As businesses mature, it becomes almost impossible for them to operate with the same speed and flexibility they once did when they were a startup or small-scale operation. Much of this challenge simply comes down to the physics of growth: the larger your company is, the slower things tend to move (and the more time it takes for change to happen).
Another factor contributing to the challenge of scale for enterprises is good old bureaucracy. Decisions must be approved at varying levels of the organization before they’re acted on, resulting in latency which (in the world of software) can lead to slow-to-release features or outdated functionality. Large organizations can also struggle to rally internal teams around shared goals, thanks to operational silos. And without a shared vision, it’s easy for teams to get frustrated or to focus on the wrong things—causing them to over-index on tactical minutiae and miss the big picture “why.”
But the growing pains of this evolution from scrappy startup to established enterprise aren’t necessarily a bad thing. With scale comes increased resources and greater access to talent to build and deliver the best products and services possible. And the answers enterprises are looking for to help mitigate many of these challenges can already be found within the digital products they build and buy.
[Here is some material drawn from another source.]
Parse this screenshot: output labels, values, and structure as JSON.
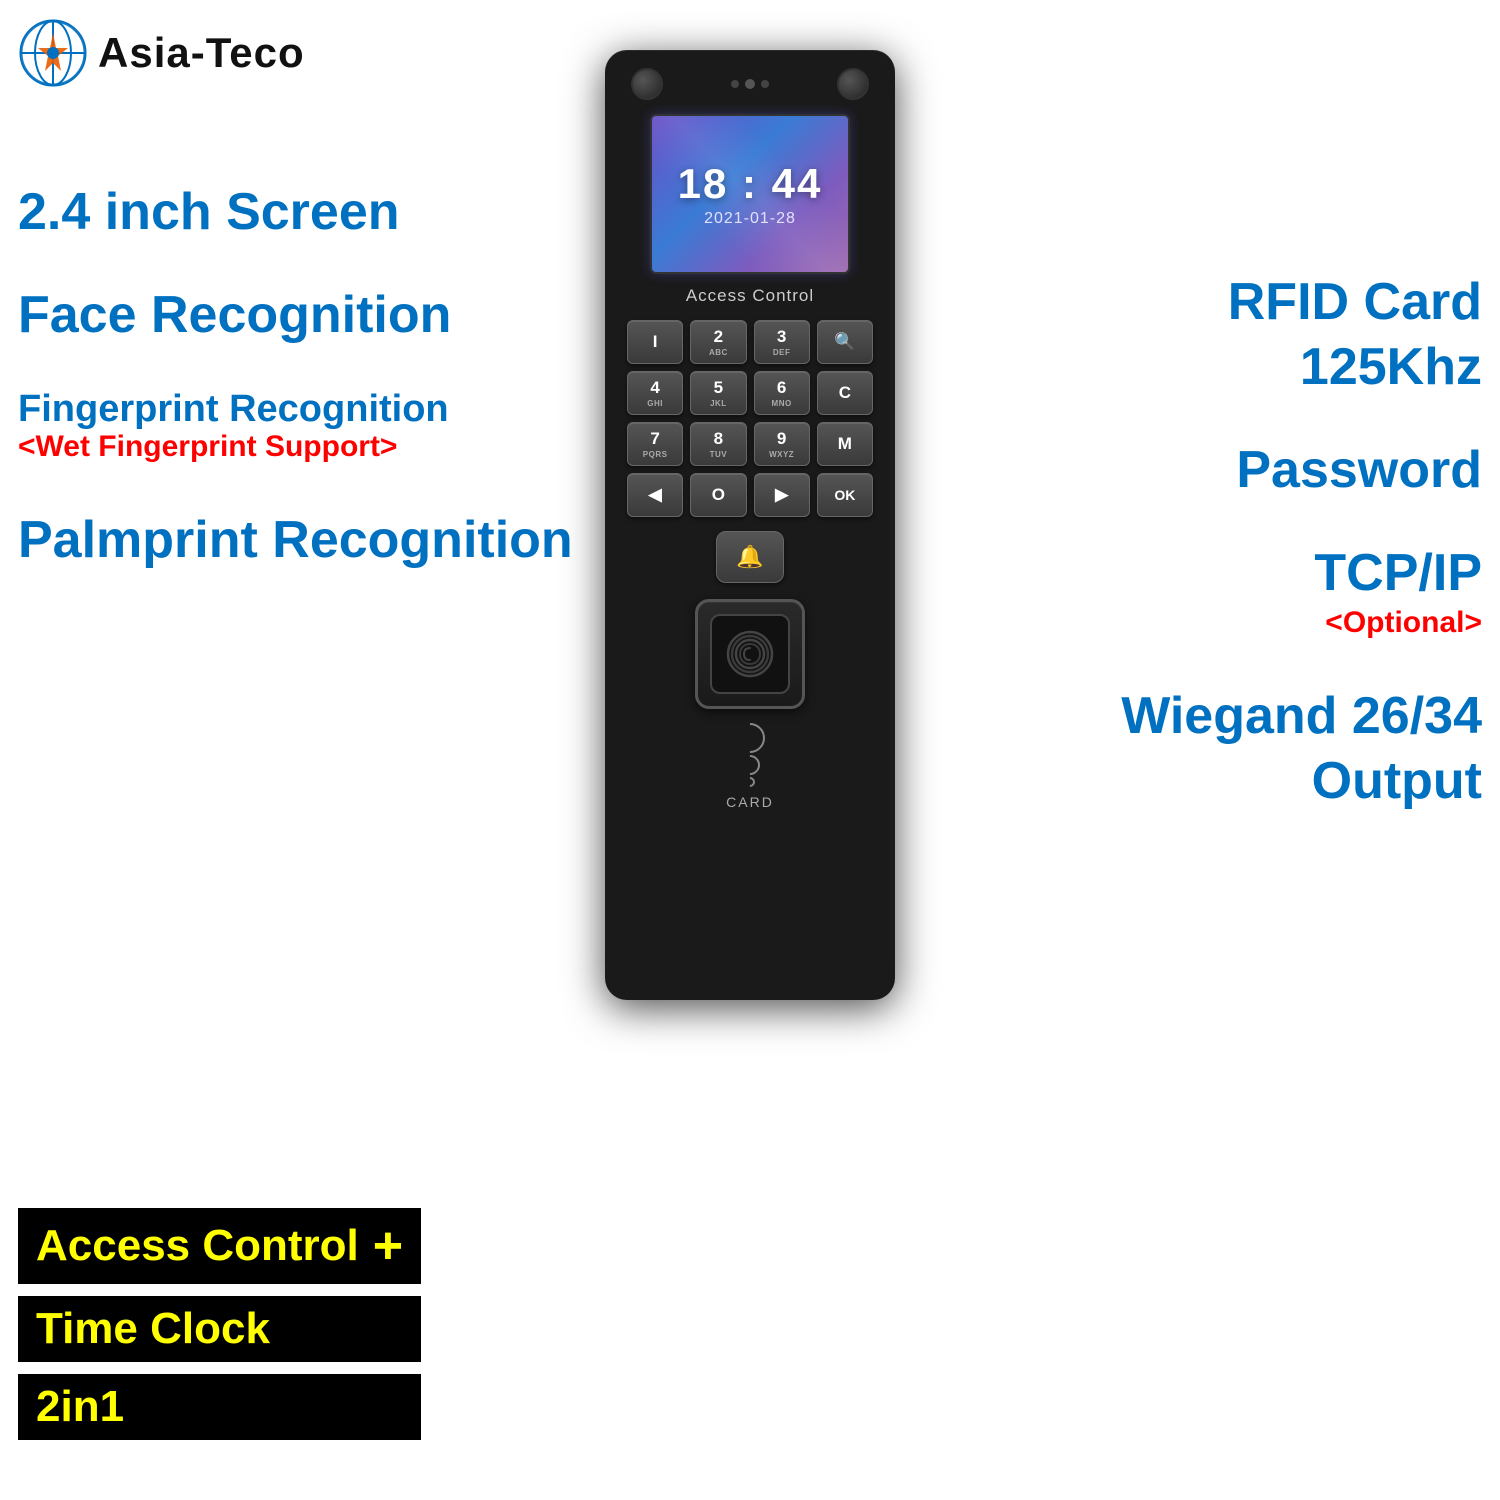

Enterprises can use their product roadmap to organize, communicate, and align teams around a shared long-term strategy
The best roadmaps are those that are informed by both quantitative and qualitative data—product usage and user feedback—and which clearly communicate your product’s “why.” They help you ruthlessly prioritize your engineering, development, and go-to-market efforts by giving you a clear trajectory of what you’re working towards, backed by highly contextual feedback from your users. By communicating the long-term strategy for each product across your company’s portfolio, roadmaps can quiet the noise of competing priorities throughout the organization and help you focus your time and resources on the right (value-driving) things.
Good roadmaps also give enterprise buyers (and internally, organizational leaders) confidence in the future of your products. They can help convince wary prospects or internal stakeholders to come along with you—even if your solution doesn’t yet meet every one of their needs—by giving them a clear sense of where you’re heading. In doing so, they drive organic growth and expansion.
By creating data-informed roadmaps for products across their portfolios, enterprises can break down silos and help teams across the company understand their role in driving the business forward. They can also use their roadmaps to help organize and validate the initiatives on their engineering release plans—and more effectively balance long-term strategy with short-term iteration.
Enterprises can use product analytics to proactively spot user needs and behavioral trends to continually improve the product
Product analytics gives teams throughout the enterprise (including product, customer success, IT, marketing, and more) critical insight into user behaviors and product performance across the portfolio. Without this information, product and business leaders have no way of knowing what’s working well for customers or employees, where they’re finding value, or where they’re struggling. This lack of data results in wasted resources in all areas of the business and a much higher likelihood of customer and employee churn.
You can use product analytics not only to make better, data-informed decisions about the future direction of your company’s products, but to also be more proactive in addressing any developing customer and user challenges. This helps you become more agile, reduces your reliance on lagging indicators to assess product performance, and improves the customer experience by helping the right teams get ahead of any irreparable damage that might result from a poor user experience.
Analytics also helps product and IT leaders understand how customers move between products, or how employees work across their internal app suite. This allows you to benchmark the health and performance of each product across your organization’s portfolio, identify features that are underutilized (and thus could be good candidates for degradation), and make better decisions about where to invest your team’s time and resources.
Enterprises can use in-app messaging to communicate with users in real time and steer ideal behaviors
In-app messages or guides are another way for enterprise organizations to stay nimble and respond quickly to changing user needs and behavioral trends—without interfering with any long-term or evergreen communication programs.
In-app guides allow you to communicate with prospects and customers within the context of the product (while they’re fully captive and most receptive), and are particularly useful for sharing time-sensitive announcements or updates without needing to wait for the next scheduled product release. They’re also effective because they allow you to segment your audience, target your messages to specific cohorts of users, and expand your reach—all with less effort.
Internal IT teams can also use in-app messages to efficiently and effectively communicate with users and teams across the enterprise. A digital adoption solution like Pendo Adopt allows them to drive user proficiency in the most relevant tools and product areas based on employee roles or other metadata, and helps reduce IT requests and support tickets by delivering in-app support and guiding users to helpful resources directly inside the app, and at scale.